À l’occasion du premier vendredi de Carême, le 19 février, la Conférence épiscopale indienne a organisé une journée de prière pour les victimes d’abus sexuels dans le pays, dans le but de sensibiliser les catholiques indiens sur les violences faites aux mineurs. Pour sœur Arina Gonsalves, membre de la Commission pontificale pour la protection des mineurs, cette journée est une occasion de mieux faire connaître la situation des abus, qui « sont toujours une réalité dans notre société, en particulier dans le monde digital », et de tendre vers une politique de « tolérance zéro » envers les coupables.

En 2014, lors d’une manifestation organisée à Bangalore pour sensibiliser la population sur les violences faites aux enfants et aux femmes dans le pays.

Tous les ans à l’occasion du premier vendredi de Carême, l’Église catholique indienne organise une journée de prière pour les victimes d’abus. Sœur Arina Gonsalves, membre de la Congrégation des Religieuses de Jésus-Marie (RJM) et de la Commission pontificale pour la protection des mineurs, explique que ce rendez-vous annuel a été lancé afin de « prier pour les victimes et pour les rescapés d’abus dans le pays ». Pour la religieuse, « le premier vendredi de Carême est une bonne occasion pour sensibiliser les fidèles sur ce traumatisme psychologique et spirituel que beaucoup de victimes doivent porter tous les jours ». « Cela nous aide à comprendre que nous n’avons pas su protéger nos enfants et garantir leur sécurité face aux abus sexuels », ajoute sœur Gonsalves. « Prier avec cette intention, cela apporte un soutien aux victimes, pour les aider à guérir de leurs blessures. Cela aide également les familles des victimes à mieux comprendre leur souffrance et leur déception. En fin de compte, cette journée de prière permet aux communautés d’être mieux sensibles aux réalités des abus et des violences faites aux mineurs et aux adultes vulnérables. Cette situation est toujours une réalité, en particulier dans notre monde digital », regrette la religieuse.
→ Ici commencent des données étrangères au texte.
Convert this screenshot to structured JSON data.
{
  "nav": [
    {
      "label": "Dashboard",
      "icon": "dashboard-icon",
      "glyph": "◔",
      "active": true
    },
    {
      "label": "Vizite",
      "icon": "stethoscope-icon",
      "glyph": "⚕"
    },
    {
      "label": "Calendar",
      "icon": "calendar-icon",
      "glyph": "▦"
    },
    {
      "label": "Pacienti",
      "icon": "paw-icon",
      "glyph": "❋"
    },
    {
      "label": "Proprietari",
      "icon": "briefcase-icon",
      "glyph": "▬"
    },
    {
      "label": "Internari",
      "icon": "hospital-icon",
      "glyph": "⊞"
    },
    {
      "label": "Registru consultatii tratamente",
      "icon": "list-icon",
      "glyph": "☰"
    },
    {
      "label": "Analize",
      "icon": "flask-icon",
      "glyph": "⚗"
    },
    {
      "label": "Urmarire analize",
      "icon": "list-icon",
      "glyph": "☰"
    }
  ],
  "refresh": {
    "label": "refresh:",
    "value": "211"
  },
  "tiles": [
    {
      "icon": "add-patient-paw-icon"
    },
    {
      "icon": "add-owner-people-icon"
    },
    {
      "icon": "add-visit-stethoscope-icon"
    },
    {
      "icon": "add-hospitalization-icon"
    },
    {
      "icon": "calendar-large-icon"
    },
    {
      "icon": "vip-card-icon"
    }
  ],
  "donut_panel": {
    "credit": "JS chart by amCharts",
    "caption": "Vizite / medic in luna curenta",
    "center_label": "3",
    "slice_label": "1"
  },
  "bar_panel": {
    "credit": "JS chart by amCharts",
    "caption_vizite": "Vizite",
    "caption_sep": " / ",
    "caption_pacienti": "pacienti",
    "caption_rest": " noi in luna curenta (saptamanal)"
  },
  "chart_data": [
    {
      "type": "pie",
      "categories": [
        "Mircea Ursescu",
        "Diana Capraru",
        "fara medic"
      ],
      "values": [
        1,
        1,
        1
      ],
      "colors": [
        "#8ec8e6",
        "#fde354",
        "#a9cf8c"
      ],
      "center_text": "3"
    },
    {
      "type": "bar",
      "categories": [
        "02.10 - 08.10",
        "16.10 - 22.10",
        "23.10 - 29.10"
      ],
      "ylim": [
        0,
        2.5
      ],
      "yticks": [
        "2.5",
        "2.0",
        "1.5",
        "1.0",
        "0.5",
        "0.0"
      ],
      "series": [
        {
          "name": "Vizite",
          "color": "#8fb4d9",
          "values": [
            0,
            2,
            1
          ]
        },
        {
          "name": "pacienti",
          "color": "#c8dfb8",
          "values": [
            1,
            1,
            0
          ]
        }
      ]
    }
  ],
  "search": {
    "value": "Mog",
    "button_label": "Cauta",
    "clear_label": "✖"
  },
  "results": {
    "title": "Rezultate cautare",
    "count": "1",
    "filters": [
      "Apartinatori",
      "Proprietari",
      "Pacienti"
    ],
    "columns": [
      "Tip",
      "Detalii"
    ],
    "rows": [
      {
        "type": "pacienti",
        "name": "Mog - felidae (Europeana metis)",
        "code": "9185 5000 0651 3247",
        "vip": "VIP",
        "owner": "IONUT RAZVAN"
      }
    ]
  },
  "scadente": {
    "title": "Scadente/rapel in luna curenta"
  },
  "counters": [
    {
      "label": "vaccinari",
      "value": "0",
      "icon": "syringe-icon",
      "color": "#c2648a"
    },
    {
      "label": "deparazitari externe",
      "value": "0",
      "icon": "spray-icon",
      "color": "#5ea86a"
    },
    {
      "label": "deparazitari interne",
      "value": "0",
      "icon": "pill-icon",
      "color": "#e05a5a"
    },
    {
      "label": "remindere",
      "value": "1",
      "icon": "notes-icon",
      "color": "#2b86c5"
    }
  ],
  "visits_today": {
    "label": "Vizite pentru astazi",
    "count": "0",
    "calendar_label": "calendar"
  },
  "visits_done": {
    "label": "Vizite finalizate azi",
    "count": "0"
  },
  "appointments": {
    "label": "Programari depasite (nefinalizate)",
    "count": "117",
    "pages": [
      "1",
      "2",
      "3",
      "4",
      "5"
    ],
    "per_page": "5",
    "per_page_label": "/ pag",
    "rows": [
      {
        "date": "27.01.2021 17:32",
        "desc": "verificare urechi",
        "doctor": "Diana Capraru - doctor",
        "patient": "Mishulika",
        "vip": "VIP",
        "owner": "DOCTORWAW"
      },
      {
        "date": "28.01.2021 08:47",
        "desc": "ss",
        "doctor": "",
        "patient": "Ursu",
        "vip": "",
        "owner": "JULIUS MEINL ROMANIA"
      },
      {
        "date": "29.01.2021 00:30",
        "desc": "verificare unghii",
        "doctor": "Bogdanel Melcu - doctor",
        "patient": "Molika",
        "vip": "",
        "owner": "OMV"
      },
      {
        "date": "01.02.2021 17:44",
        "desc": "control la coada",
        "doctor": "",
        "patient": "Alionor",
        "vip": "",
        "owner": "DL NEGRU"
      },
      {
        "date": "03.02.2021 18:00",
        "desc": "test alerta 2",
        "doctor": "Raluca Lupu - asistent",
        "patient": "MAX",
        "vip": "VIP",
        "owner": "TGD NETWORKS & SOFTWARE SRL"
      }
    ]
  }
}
Sœur Gonsalves, qui est également membre d’un groupe de l’archidiocèse de Mumbai spécialisé dans la protection de l’enfance, souligne également que l’Église catholique indienne lutte contre ce fléau depuis déjà de nombreuses années. « En tant que président de la Conférence épiscopale indienne, le cardinal Oswald Gracias a formulé plusieurs directives concernant l’abus des mineurs dans les institutions dirigées par l’Église locale », poursuit-elle. « Il a également demandé à tous les évêques et responsables religieux de l’Église catholique en Inde d’appliquer les directives concernant la protection des mineurs dans leurs diocèses respectifs. Il a aussi appliqué la politique de tolérance zéro prônée par le pape François », assure la religieuse indienne. « Dans toutes les institutions de l’archidiocèse de Mumbai, nous respectons les directives pour la protection de l’enfance dans le cadre de la Loi pour la protection des enfants contre les violences sexuelles, votée par le Parlement indien en 2012. »

(Avec Asianews, Mumbai)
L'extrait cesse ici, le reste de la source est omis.